The War on Statues plays into Donald Trump’s hands

Begala, an old Bill Clinton retainer, suggested that the people trying to pull down monuments left and right are “driving straight into a trap Trump has set.” The theory is that President Trump does not have to engage his liberal critics on Neo Nazis or Russian collusion or whatever the conspiracy theory of the week is.

He can now, with some justification, claim that his opponents are making a full throated assault on American, indeed, Western history itself. Of course, many of the Antifa and Black Lives Matter agitators would respond that is the point. America is evil. Western civilization is evil. The symbols of those two institutions need to be brought down. Begala is a canny enough political operative to know that idea is a loser and swells the ranks of Trump supporters.

Can’t we argue about substance over symbolism?

Andrew Young, who had failed spectacularly as Jimmy Carter’s first UN Ambassador before becoming a successful mayor of Atlanta, had a more expansive point.
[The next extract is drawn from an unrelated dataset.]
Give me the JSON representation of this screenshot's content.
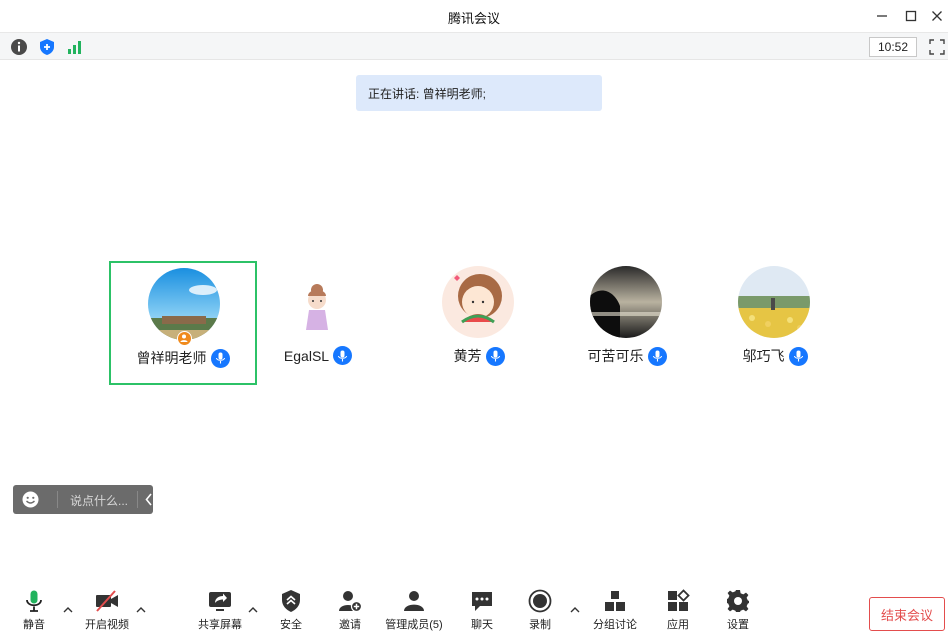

Young, who was an associate of Dr.

Martin Luther King, knows that the nation can expunge every last monument to the Confederacy but not one problem facing the United States would be addressed not to mentioned solved. Young, when he was a mayor, hit upon an idea that is not well respected on the left, which was to encourage private investment to create jobs, improve education, and enhance health care.

To be sure, Young remains a man of the left, but he did show a pragmatic side.

How symbolism can win elections

Trump won the 2016 election by promising to “make America great again.” People define national greatness in different ways. A robust economy and a country where laws are respected by everyone, wealthy or poor, are certainly signs of national greatness.

However, veneration of history also plays a part in the matter. A country cannot be great unless it thinks itself as being great. President Barack Obama once sneered at the concept of American exceptionalism. Trump, no matter what else one can say about him, believes in that concept to his marrow, as do his supporters. People who think America is exceptional do not clamor to pull down its symbols and will abhor anyone who seeks to do so.